Location
- H.V.P. Mandal Amravati Vidharbha Amravati, India, Maharashtra, 444 605 India
- Coordinates: 20°55′36.0966″N 77°44′26.9988″E﻿ / ﻿20.926693500°N 77.740833000°E

Information
- Religious affiliation: Hindu
- Established: 1914
- Founder: Anant Krishnarao Vaidya Ambadaspant Vaidya
- Status: Registered under Bombay Public Trust Act 1950 and Societies Registration Act 1860
- School district: Amravati
- Area trustee: Dr. S.H. Deshpande
- Specialist: Degree College in Physical Education
- President: Adv. K. H. Deshpande
- Head of school: Commandant
- Campus size: 12 acres (0.049 km^{2})
- Campus type: Residential
- Slogan: आगे बढ़ो सबसे आगे बढ़ो !
- Song: NATIONAL ANTHEM OF INDIA
- Sports: Hockey, shooting, boxing, Football, Basketball, Volleyball, Horse Riding, Swimming, Handball etc.

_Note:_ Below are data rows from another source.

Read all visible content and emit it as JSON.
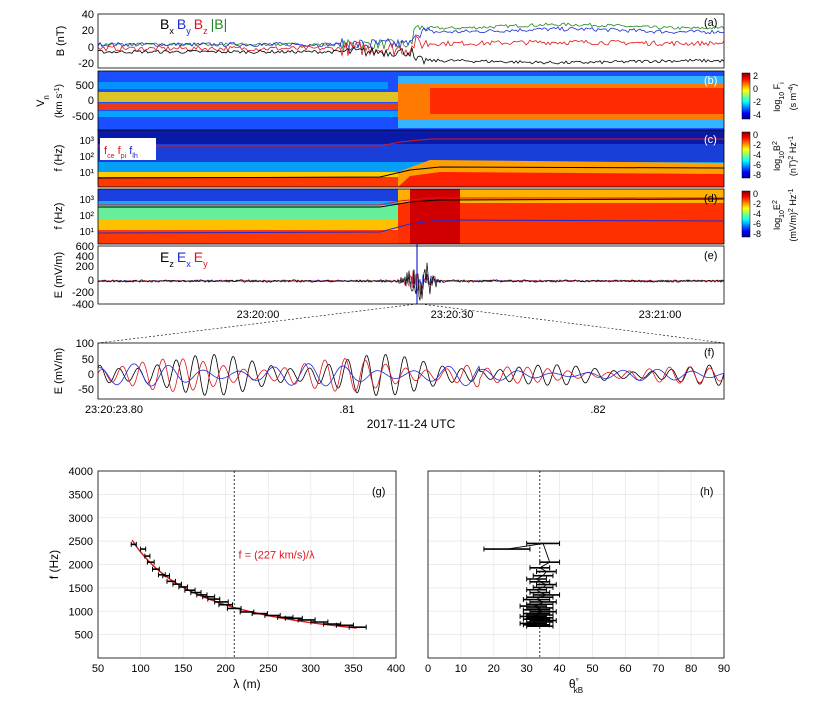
{
  "colors": {
    "bx": "#000000",
    "by": "#1f2bd6",
    "bz": "#e0161a",
    "btot": "#1f8a1f",
    "fit": "#e0161a"
  },
  "panels": {
    "a": {
      "tag": "(a)",
      "ylabel": "B (nT)",
      "yticks": [
        "40",
        "20",
        "0",
        "-20"
      ],
      "legend": [
        {
          "text": "B",
          "sub": "x",
          "color": "#000000"
        },
        {
          "text": "B",
          "sub": "y",
          "color": "#1f2bd6"
        },
        {
          "text": "B",
          "sub": "z",
          "color": "#e0161a"
        },
        {
          "text": "|B|",
          "sub": "",
          "color": "#1f8a1f"
        }
      ]
    },
    "b": {
      "tag": "(b)",
      "ylabel": "V",
      "ylabel_sub": "n",
      "ylabel2": "(km s",
      "ylabel2_sup": "-1",
      "ylabel2_end": ")",
      "yticks": [
        "500",
        "0",
        "-500"
      ],
      "cbar": {
        "ticks": [
          "2",
          "0",
          "-2",
          "-4"
        ],
        "label": "log",
        "label_sub": "10",
        "label_mid": " F",
        "label_mid_sub": "i",
        "unit": "(s m",
        "unit_sup": "-4",
        "unit_end": ")"
      }
    },
    "c": {
      "tag": "(c)",
      "ylabel": "f (Hz)",
      "yticks": [
        "10³",
        "10²",
        "10¹"
      ],
      "legend": [
        {
          "text": "f",
          "sub": "ce",
          "color": "#e0161a"
        },
        {
          "text": "f",
          "sub": "pi",
          "color": "#e0161a"
        },
        {
          "text": "f",
          "sub": "lh",
          "color": "#1f2bd6"
        }
      ],
      "cbar": {
        "ticks": [
          "0",
          "-2",
          "-4",
          "-6",
          "-8"
        ],
        "label": "log",
        "label_sub": "10",
        "label_mid": "B",
        "label_mid_sup": "2",
        "unit": "(nT)",
        "unit_sup": "2",
        "unit_end": " Hz",
        "unit_sup2": "-1"
      }
    },
    "d": {
      "tag": "(d)",
      "ylabel": "f (Hz)",
      "yticks": [
        "10³",
        "10²",
        "10¹"
      ],
      "cbar": {
        "ticks": [
          "0",
          "-2",
          "-4",
          "-6",
          "-8"
        ],
        "label": "log",
        "label_sub": "10",
        "label_mid": "E",
        "label_mid_sup": "2",
        "unit": "(mV/m)",
        "unit_sup": "2",
        "unit_end": " Hz",
        "unit_sup2": "-1"
      }
    },
    "e": {
      "tag": "(e)",
      "ylabel": "E (mV/m)",
      "yticks": [
        "600",
        "400",
        "200",
        "0",
        "-200",
        "-400"
      ],
      "legend": [
        {
          "text": "E",
          "sub": "z",
          "color": "#000000"
        },
        {
          "text": "E",
          "sub": "x",
          "color": "#1f2bd6"
        },
        {
          "text": "E",
          "sub": "y",
          "color": "#e0161a"
        }
      ],
      "xticks": [
        "23:20:00",
        "23:20:30",
        "23:21:00"
      ]
    },
    "f": {
      "tag": "(f)",
      "ylabel": "E (mV/m)",
      "yticks": [
        "100",
        "50",
        "0",
        "-50"
      ],
      "xticks": [
        "23:20:23.80",
        ".81",
        ".82"
      ],
      "xlabel": "2017-11-24 UTC"
    }
  },
  "chart_data": [
    {
      "type": "scatter",
      "tag": "(g)",
      "title": "",
      "xlabel": "λ (m)",
      "ylabel": "f (Hz)",
      "xlim": [
        50,
        400
      ],
      "ylim": [
        0,
        4000
      ],
      "xticks": [
        "50",
        "100",
        "150",
        "200",
        "250",
        "300",
        "350",
        "400"
      ],
      "yticks": [
        "4000",
        "3500",
        "3000",
        "2500",
        "2000",
        "1500",
        "1000",
        "500"
      ],
      "grid": true,
      "vline_x": 210,
      "annotation": "f = (227 km/s)/λ",
      "fit": {
        "type": "line",
        "name": "f = (227 km/s)/λ",
        "coefficient_km_per_s": 227
      },
      "series": [
        {
          "x": [
            92,
            103,
            108,
            112,
            118,
            125,
            130,
            136,
            143,
            150,
            158,
            165,
            172,
            180,
            186,
            195,
            200,
            210,
            225,
            240,
            255,
            270,
            280,
            295,
            310,
            325,
            340,
            355
          ],
          "y": [
            2430,
            2330,
            2180,
            2050,
            1900,
            1780,
            1760,
            1640,
            1580,
            1520,
            1450,
            1400,
            1350,
            1310,
            1260,
            1200,
            1140,
            1060,
            985,
            950,
            910,
            870,
            850,
            815,
            770,
            725,
            700,
            660
          ],
          "xerr": [
            3,
            3,
            3,
            4,
            4,
            4,
            4,
            5,
            5,
            5,
            6,
            6,
            6,
            7,
            7,
            8,
            8,
            8,
            8,
            9,
            9,
            9,
            10,
            10,
            10,
            10,
            10,
            10
          ]
        }
      ]
    },
    {
      "type": "scatter",
      "tag": "(h)",
      "title": "",
      "xlabel": "θ",
      "xlabel_sub": "kB",
      "xlabel_sup": "°",
      "ylabel": "",
      "xlim": [
        0,
        90
      ],
      "ylim": [
        0,
        4000
      ],
      "xticks": [
        "0",
        "10",
        "20",
        "30",
        "40",
        "50",
        "60",
        "70",
        "80",
        "90"
      ],
      "yticks": [],
      "grid": true,
      "vline_x": 34,
      "series": [
        {
          "x": [
            24,
            35,
            37,
            34,
            36,
            35,
            33,
            34,
            36,
            35,
            33,
            34,
            36,
            34,
            33,
            35,
            34,
            32,
            34,
            33,
            35,
            33,
            34,
            32,
            34,
            33,
            35,
            34,
            32,
            33,
            34
          ],
          "y": [
            2330,
            2450,
            2050,
            1930,
            1850,
            1760,
            1690,
            1630,
            1570,
            1510,
            1460,
            1400,
            1350,
            1300,
            1250,
            1200,
            1150,
            1110,
            1070,
            1030,
            990,
            950,
            920,
            890,
            860,
            830,
            800,
            770,
            740,
            710,
            680
          ],
          "xerr": [
            7,
            5,
            3,
            3,
            3,
            3,
            3,
            3,
            3,
            3,
            3,
            3,
            4,
            4,
            4,
            4,
            4,
            4,
            4,
            4,
            4,
            4,
            4,
            4,
            4,
            4,
            4,
            4,
            4,
            4,
            4
          ]
        }
      ]
    }
  ]
}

- Accreditation: Sant Gadge Baba Amravati University
- Publication: Jotirmay (Annual magazine) Jyot (Weekly news paper) Sanstha Samachar (Annual report)

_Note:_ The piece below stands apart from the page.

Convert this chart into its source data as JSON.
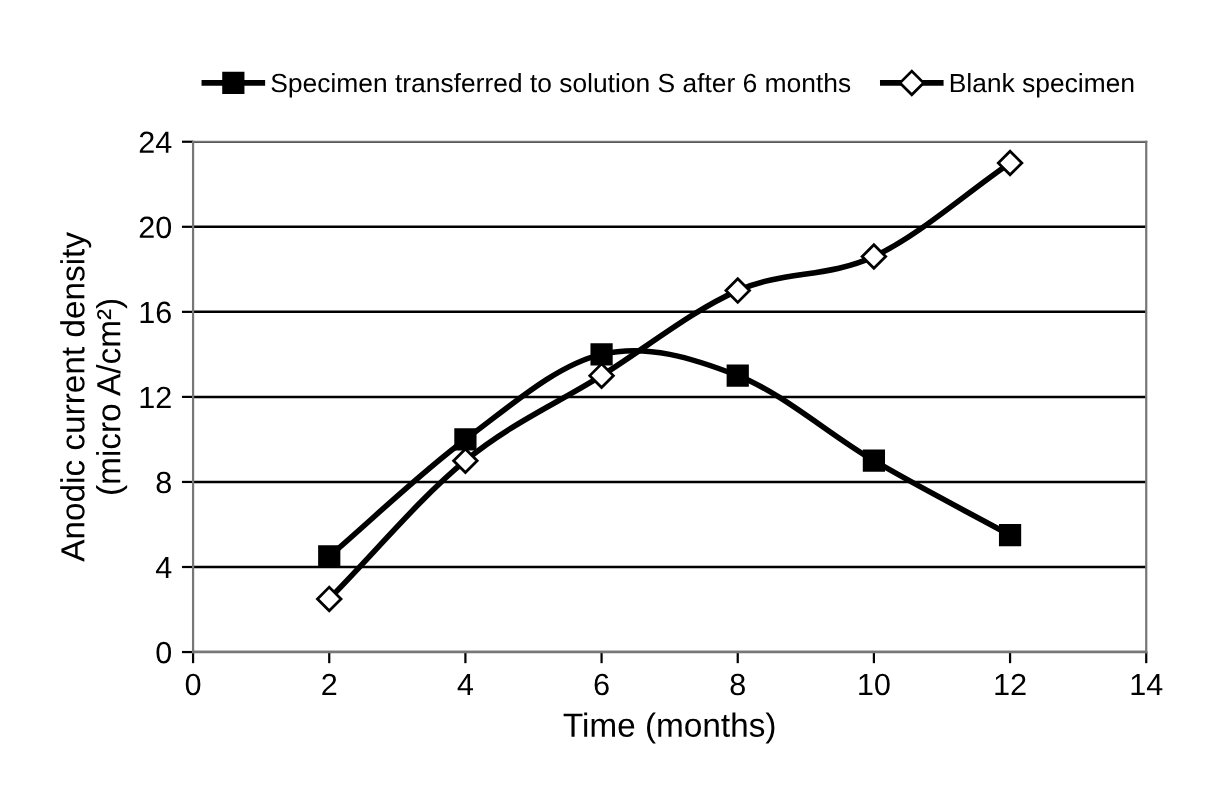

- Affiliation: Sant Gadge Baba Amravati University
- Website: http://www.hvpm.org/

= Hanuman Vyayam Prasarak Mandal =

Popularly known as HVPM, this is a premier institute in India for physical training. It was set up by Mr Anant Vaidya and Mr Ambadas Vaidya around 1914. Earlier it was referred as Hanuman Akhada. Many political leaders and freedom fighters have visited HVPM. It is said that Shivaram Rajguru studied at HVPM. During his hideout Chandrashekhar Azad also stayed here for few days. The HVPM demonstrated traditional Indian sports at the 1936 Olympics. The institution also has an engineering college in its campus run under the same management committee.